Monday, March 22, 2004

First, a happy birthday to my main man William Shatner. (Leonard Nimoy's is coming up in a few days- same age.)

Anything else to report before I get to Shapiro? Yeah, sure. The gal I saw last week isn't interested (sniff), but she wants to consider friends for me. And now I have other "offers" too. It's funny how things work out- job, dates, etc. when they're least expected and/or unlikely. God is being good to me lately, not that I deserve it. Praise Him!

I guess I'll miss the Cardozo Federalists event tonight. It's cold and I'm tired- and I don't have the details.

Why does the Jewish Week think it's productive to have high school kids tell us their half-baked (or, more often completely raw), ideas on various topics of import? As Graham Chapman would say, "Stop it, it's getting silly."

Hmmm...I could go on with various LammTrivia, but let's go to Shapiro.

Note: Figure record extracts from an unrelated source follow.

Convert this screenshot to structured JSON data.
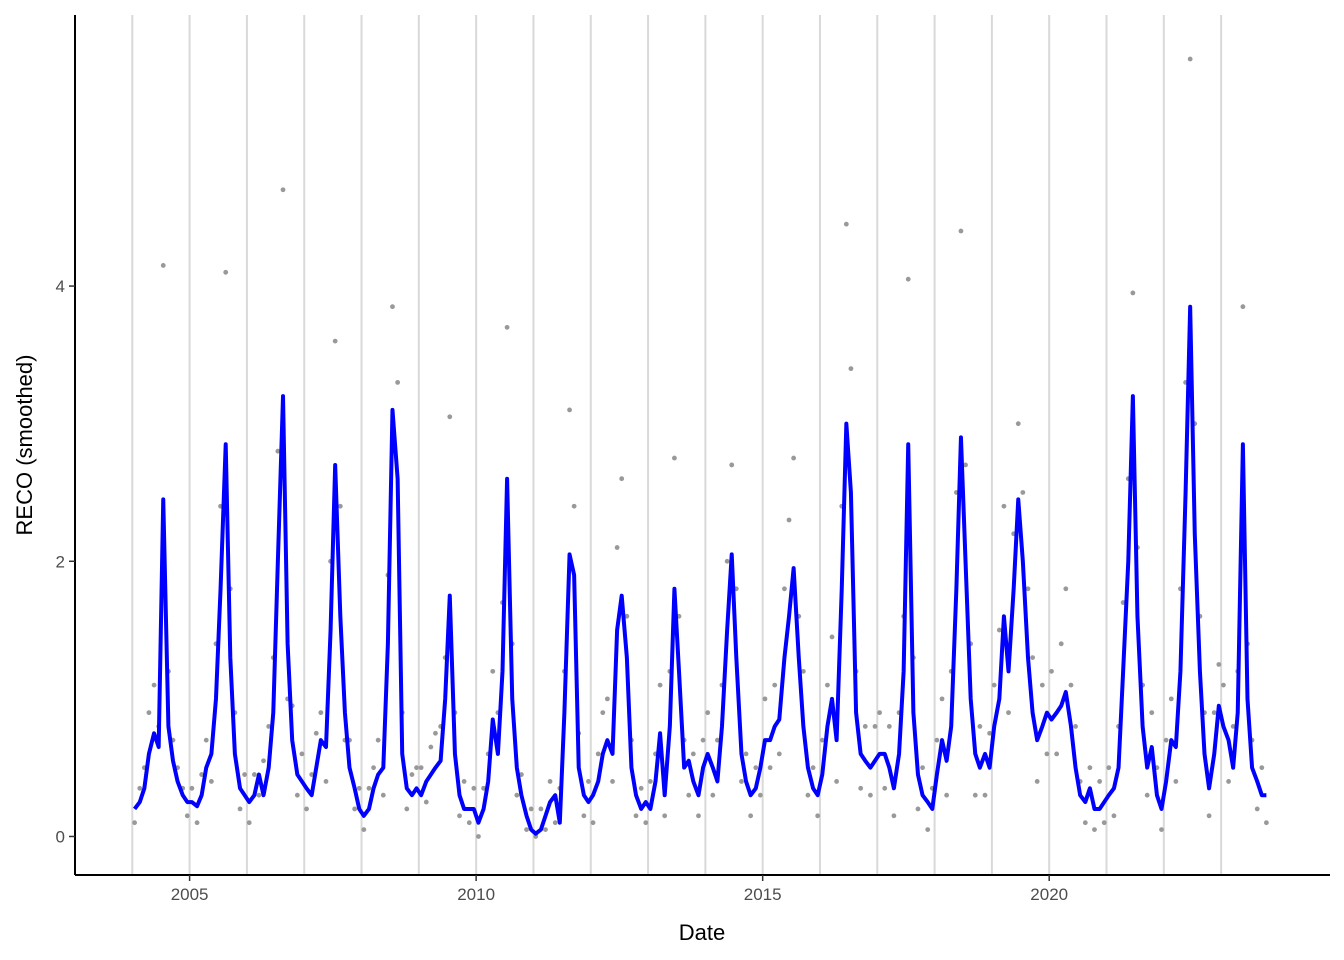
{
  "chart_data": {
    "type": "scatter-line",
    "x_label": "Date",
    "y_label": "RECO (smoothed)",
    "xlim": [
      2003.0,
      2024.9
    ],
    "xticks": [
      2005,
      2010,
      2015,
      2020
    ],
    "ylim": [
      -0.28,
      5.97
    ],
    "yticks": [
      0,
      2,
      4
    ],
    "vlines": [
      2004,
      2005,
      2006,
      2007,
      2008,
      2009,
      2010,
      2011,
      2012,
      2013,
      2014,
      2015,
      2016,
      2017,
      2018,
      2019,
      2020,
      2021,
      2022,
      2023
    ],
    "vline_color": "#d9d9d9",
    "x": [
      2004.04,
      2004.13,
      2004.21,
      2004.29,
      2004.38,
      2004.46,
      2004.54,
      2004.63,
      2004.71,
      2004.79,
      2004.88,
      2004.96,
      2005.04,
      2005.13,
      2005.21,
      2005.29,
      2005.38,
      2005.46,
      2005.54,
      2005.63,
      2005.71,
      2005.79,
      2005.88,
      2005.96,
      2006.04,
      2006.13,
      2006.21,
      2006.29,
      2006.38,
      2006.46,
      2006.54,
      2006.63,
      2006.71,
      2006.79,
      2006.88,
      2006.96,
      2007.04,
      2007.13,
      2007.21,
      2007.29,
      2007.38,
      2007.46,
      2007.54,
      2007.63,
      2007.71,
      2007.79,
      2007.88,
      2007.96,
      2008.04,
      2008.13,
      2008.21,
      2008.29,
      2008.38,
      2008.46,
      2008.54,
      2008.63,
      2008.71,
      2008.79,
      2008.88,
      2008.96,
      2009.04,
      2009.13,
      2009.21,
      2009.29,
      2009.38,
      2009.46,
      2009.54,
      2009.63,
      2009.71,
      2009.79,
      2009.88,
      2009.96,
      2010.04,
      2010.13,
      2010.21,
      2010.29,
      2010.38,
      2010.46,
      2010.54,
      2010.63,
      2010.71,
      2010.79,
      2010.88,
      2010.96,
      2011.04,
      2011.13,
      2011.21,
      2011.29,
      2011.38,
      2011.46,
      2011.54,
      2011.63,
      2011.71,
      2011.79,
      2011.88,
      2011.96,
      2012.04,
      2012.13,
      2012.21,
      2012.29,
      2012.38,
      2012.46,
      2012.54,
      2012.63,
      2012.71,
      2012.79,
      2012.88,
      2012.96,
      2013.04,
      2013.13,
      2013.21,
      2013.29,
      2013.38,
      2013.46,
      2013.54,
      2013.63,
      2013.71,
      2013.79,
      2013.88,
      2013.96,
      2014.04,
      2014.13,
      2014.21,
      2014.29,
      2014.38,
      2014.46,
      2014.54,
      2014.63,
      2014.71,
      2014.79,
      2014.88,
      2014.96,
      2015.04,
      2015.13,
      2015.21,
      2015.29,
      2015.38,
      2015.46,
      2015.54,
      2015.63,
      2015.71,
      2015.79,
      2015.88,
      2015.96,
      2016.04,
      2016.13,
      2016.21,
      2016.29,
      2016.38,
      2016.46,
      2016.54,
      2016.63,
      2016.71,
      2016.79,
      2016.88,
      2016.96,
      2017.04,
      2017.13,
      2017.21,
      2017.29,
      2017.38,
      2017.46,
      2017.54,
      2017.63,
      2017.71,
      2017.79,
      2017.88,
      2017.96,
      2018.04,
      2018.13,
      2018.21,
      2018.29,
      2018.38,
      2018.46,
      2018.54,
      2018.63,
      2018.71,
      2018.79,
      2018.88,
      2018.96,
      2019.04,
      2019.13,
      2019.21,
      2019.29,
      2019.38,
      2019.46,
      2019.54,
      2019.63,
      2019.71,
      2019.79,
      2019.88,
      2019.96,
      2020.04,
      2020.13,
      2020.21,
      2020.29,
      2020.38,
      2020.46,
      2020.54,
      2020.63,
      2020.71,
      2020.79,
      2020.88,
      2020.96,
      2021.04,
      2021.13,
      2021.21,
      2021.29,
      2021.38,
      2021.46,
      2021.54,
      2021.63,
      2021.71,
      2021.79,
      2021.88,
      2021.96,
      2022.04,
      2022.13,
      2022.21,
      2022.29,
      2022.38,
      2022.46,
      2022.54,
      2022.63,
      2022.71,
      2022.79,
      2022.88,
      2022.96,
      2023.04,
      2023.13,
      2023.21,
      2023.29,
      2023.38,
      2023.46,
      2023.54,
      2023.63,
      2023.71,
      2023.79
    ],
    "series": [
      {
        "style": "points",
        "color": "#999999",
        "values": [
          0.1,
          0.35,
          0.5,
          0.9,
          1.1,
          0.8,
          4.15,
          1.2,
          0.7,
          0.5,
          0.35,
          0.15,
          0.35,
          0.1,
          0.45,
          0.7,
          0.4,
          1.4,
          2.4,
          4.1,
          1.8,
          0.9,
          0.2,
          0.45,
          0.1,
          0.45,
          0.3,
          0.55,
          0.8,
          1.3,
          2.8,
          4.7,
          1.0,
          0.95,
          0.3,
          0.6,
          0.2,
          0.45,
          0.75,
          0.9,
          0.4,
          2.0,
          3.6,
          2.4,
          0.7,
          0.7,
          0.2,
          0.35,
          0.05,
          0.35,
          0.5,
          0.7,
          0.3,
          1.9,
          3.85,
          3.3,
          0.9,
          0.2,
          0.45,
          0.5,
          0.5,
          0.25,
          0.65,
          0.75,
          0.8,
          1.3,
          3.05,
          0.9,
          0.15,
          0.4,
          0.1,
          0.35,
          0.0,
          0.35,
          0.6,
          1.2,
          0.9,
          1.7,
          3.7,
          1.4,
          0.3,
          0.45,
          0.05,
          0.2,
          0.0,
          0.2,
          0.05,
          0.4,
          0.1,
          0.35,
          1.2,
          3.1,
          2.4,
          0.75,
          0.15,
          0.4,
          0.1,
          0.6,
          0.9,
          1.0,
          0.4,
          2.1,
          2.6,
          1.6,
          0.7,
          0.15,
          0.35,
          0.1,
          0.4,
          0.6,
          1.1,
          0.15,
          1.2,
          2.75,
          1.6,
          0.7,
          0.3,
          0.6,
          0.15,
          0.7,
          0.9,
          0.3,
          0.7,
          1.1,
          2.0,
          2.7,
          1.8,
          0.4,
          0.6,
          0.15,
          0.5,
          0.3,
          1.0,
          0.5,
          1.1,
          0.6,
          1.8,
          2.3,
          2.75,
          1.6,
          1.2,
          0.3,
          0.5,
          0.15,
          0.7,
          1.1,
          1.45,
          0.4,
          2.4,
          4.45,
          3.4,
          1.2,
          0.35,
          0.8,
          0.3,
          0.8,
          0.9,
          0.35,
          0.8,
          0.15,
          0.9,
          1.6,
          4.05,
          1.3,
          0.2,
          0.5,
          0.05,
          0.35,
          0.7,
          1.0,
          0.3,
          1.2,
          2.5,
          4.4,
          2.7,
          1.4,
          0.3,
          0.8,
          0.3,
          0.75,
          1.1,
          1.5,
          2.4,
          0.9,
          2.2,
          3.0,
          2.5,
          1.8,
          1.3,
          0.4,
          1.1,
          0.6,
          1.2,
          0.6,
          1.4,
          1.8,
          1.1,
          0.8,
          0.4,
          0.1,
          0.5,
          0.05,
          0.4,
          0.1,
          0.5,
          0.15,
          0.8,
          1.7,
          2.6,
          3.95,
          2.1,
          1.1,
          0.3,
          0.9,
          0.5,
          0.05,
          0.7,
          1.0,
          0.4,
          1.8,
          3.3,
          5.65,
          3.0,
          1.6,
          0.9,
          0.15,
          0.9,
          1.25,
          1.1,
          0.4,
          0.8,
          1.2,
          3.85,
          1.4,
          0.7,
          0.2,
          0.5,
          0.1
        ]
      },
      {
        "style": "line",
        "color": "#0000ff",
        "values": [
          0.2,
          0.25,
          0.35,
          0.6,
          0.75,
          0.65,
          2.45,
          0.8,
          0.55,
          0.4,
          0.3,
          0.25,
          0.25,
          0.22,
          0.3,
          0.5,
          0.6,
          1.0,
          1.8,
          2.85,
          1.3,
          0.6,
          0.35,
          0.3,
          0.25,
          0.3,
          0.45,
          0.3,
          0.5,
          0.9,
          2.0,
          3.2,
          1.4,
          0.7,
          0.45,
          0.4,
          0.35,
          0.3,
          0.5,
          0.7,
          0.65,
          1.5,
          2.7,
          1.6,
          0.9,
          0.5,
          0.35,
          0.2,
          0.15,
          0.2,
          0.35,
          0.45,
          0.5,
          1.4,
          3.1,
          2.6,
          0.6,
          0.35,
          0.3,
          0.35,
          0.3,
          0.4,
          0.45,
          0.5,
          0.55,
          1.0,
          1.75,
          0.6,
          0.3,
          0.2,
          0.2,
          0.2,
          0.1,
          0.2,
          0.4,
          0.85,
          0.6,
          1.2,
          2.6,
          1.0,
          0.5,
          0.3,
          0.15,
          0.05,
          0.02,
          0.05,
          0.15,
          0.25,
          0.3,
          0.1,
          0.9,
          2.05,
          1.9,
          0.5,
          0.3,
          0.25,
          0.3,
          0.4,
          0.6,
          0.7,
          0.6,
          1.5,
          1.75,
          1.3,
          0.5,
          0.3,
          0.2,
          0.25,
          0.2,
          0.4,
          0.75,
          0.3,
          0.8,
          1.8,
          1.2,
          0.5,
          0.55,
          0.4,
          0.3,
          0.5,
          0.6,
          0.5,
          0.4,
          0.8,
          1.5,
          2.05,
          1.3,
          0.6,
          0.4,
          0.3,
          0.35,
          0.5,
          0.7,
          0.7,
          0.8,
          0.85,
          1.3,
          1.6,
          1.95,
          1.3,
          0.8,
          0.5,
          0.35,
          0.3,
          0.45,
          0.8,
          1.0,
          0.7,
          1.8,
          3.0,
          2.5,
          0.9,
          0.6,
          0.55,
          0.5,
          0.55,
          0.6,
          0.6,
          0.5,
          0.35,
          0.6,
          1.2,
          2.85,
          0.9,
          0.45,
          0.3,
          0.25,
          0.2,
          0.45,
          0.7,
          0.55,
          0.8,
          1.8,
          2.9,
          2.0,
          1.0,
          0.6,
          0.5,
          0.6,
          0.5,
          0.8,
          1.0,
          1.6,
          1.2,
          1.8,
          2.45,
          2.0,
          1.3,
          0.9,
          0.7,
          0.8,
          0.9,
          0.85,
          0.9,
          0.95,
          1.05,
          0.8,
          0.5,
          0.3,
          0.25,
          0.35,
          0.2,
          0.2,
          0.25,
          0.3,
          0.35,
          0.5,
          1.2,
          2.0,
          3.2,
          1.6,
          0.8,
          0.5,
          0.65,
          0.3,
          0.2,
          0.4,
          0.7,
          0.65,
          1.2,
          2.5,
          3.85,
          2.2,
          1.2,
          0.6,
          0.35,
          0.6,
          0.95,
          0.8,
          0.7,
          0.5,
          0.9,
          2.85,
          1.0,
          0.5,
          0.4,
          0.3,
          0.3
        ]
      }
    ]
  }
}
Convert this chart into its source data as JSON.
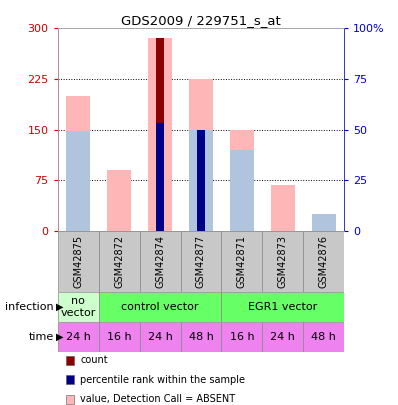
{
  "title": "GDS2009 / 229751_s_at",
  "samples": [
    "GSM42875",
    "GSM42872",
    "GSM42874",
    "GSM42877",
    "GSM42871",
    "GSM42873",
    "GSM42876"
  ],
  "count_values": [
    0,
    0,
    285,
    0,
    0,
    0,
    0
  ],
  "rank_values": [
    0,
    0,
    160,
    150,
    0,
    0,
    0
  ],
  "pink_bar_values": [
    200,
    90,
    285,
    225,
    150,
    68,
    20
  ],
  "light_blue_bar_values": [
    148,
    0,
    0,
    150,
    120,
    0,
    25
  ],
  "ylim": [
    0,
    300
  ],
  "yticks_left": [
    0,
    75,
    150,
    225,
    300
  ],
  "yticks_right": [
    0,
    25,
    50,
    75,
    100
  ],
  "time_labels": [
    "24 h",
    "16 h",
    "24 h",
    "48 h",
    "16 h",
    "24 h",
    "48 h"
  ],
  "time_color": "#ee82ee",
  "count_color": "#8b0000",
  "rank_color": "#00008b",
  "pink_color": "#ffb6b6",
  "light_blue_color": "#b0c4de",
  "sample_bg": "#c8c8c8",
  "left_axis_color": "#cc0000",
  "right_axis_color": "#0000cc",
  "no_vector_color": "#ccffcc",
  "vector_color": "#66ff66"
}
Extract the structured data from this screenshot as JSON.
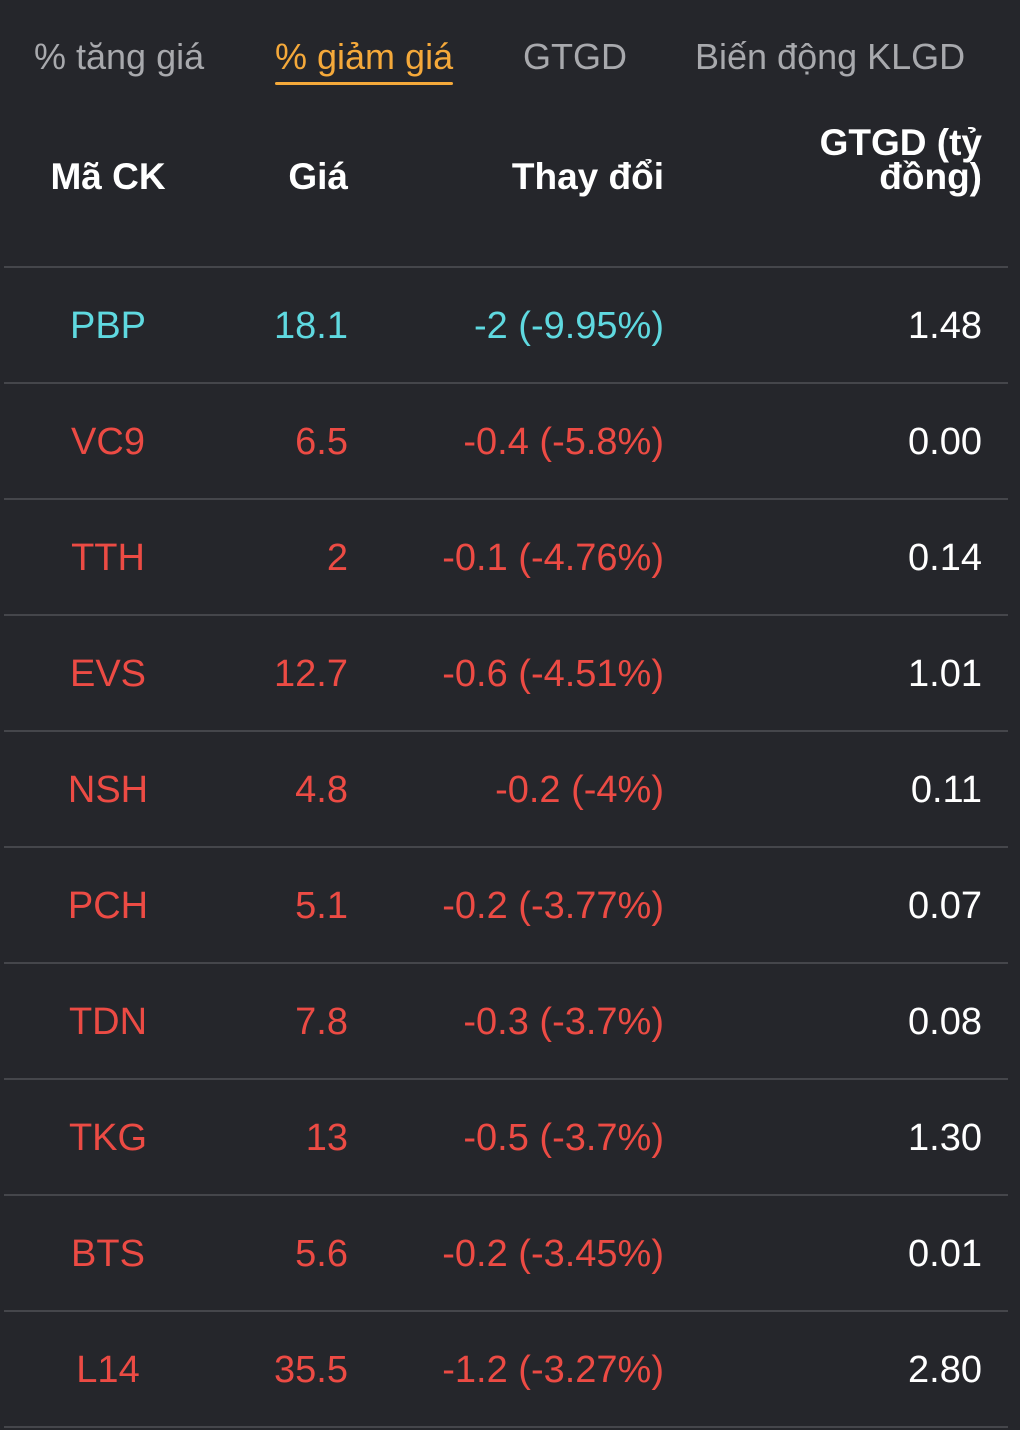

He likes handouts, I see, which is nice. His main point was about mistakes in the Rambam- that is, places where the Rambam quotes a pasuk or midrash from memory, and gets it wrong. Now, it's clear as day that Shapiro has an agenda, here and elsewhere. To put it simply, Shapiro would like to stir things up. He sees himself as someone who's going to turn the Jewish comunity upside-down. In this instance, he's fighting against people making chakiras in the Rambam- after all, if the Rambam made mistakes (as he himself admitted), then why split hairs trying to explain apparent errors and/or contradictions? And, of course, this goes further- starting with this, it becomes easier to rejuggle halakhic ideas and long-held firm beliefs (such as, dare I say it, the Ani Maamins).

Now there are those- even those who know Shapiro well- who don't quite get this about him. They begin analysis of him as if he was writing solid academic stuff only, and critique him based on that. Thus, they can say, for example, "Ah, but Dr. Shapiro- just because people argued with individual Ani Maamins doesn't mean they're illegitimate!" and so on. I'm not taking sides in any of this- but I'd like to point out that it's irrelevant, as I'll show below.

Others "see" what Shapiro is aiming at- and find it wrong. "Ah, Dr. Shapiro- you show how German Jewish leaders wrote a letter to Hitler without providing context- context of the decadence of Weimar, or the lack of understanding of Nazi anti-Semitism, and so on. You're a sensationalist!" The last point is true- but I don't have a problem with that.

You see, I think Orthodoxy has settled into certain rigid modes of thinking. And I think Shapiro (or anyone)has to shake it up. "No! The Ani Maamins (even individually) were not universally accepted! Yes! The Seridei Aish had Reform friends! Yes! The Rambam made mistakes!" I don't know if he's out to make wider points, or have deeper effects. But in this much, at least, he's doing a good thing. Point out uncomfortable truths (and, despite what one questioner asked, the truth is the truth), shake people up, make them think. And as that Twilight Zone episode (The Monsters Are Due on Maple Street) said, sit back and watch what happens. Of course, perhaps some guidance is good, so things don't spin out of control- but there's not much of that either nowadays.

Anyway, that's what I saw at the conference. Then I hit all my Broadway spots- Virgin, Forbidden Planet, Strand, Tower. Got the Sherman CD, which has nice liner notes. Home, bed, wake, shul, work, here...Monday evening.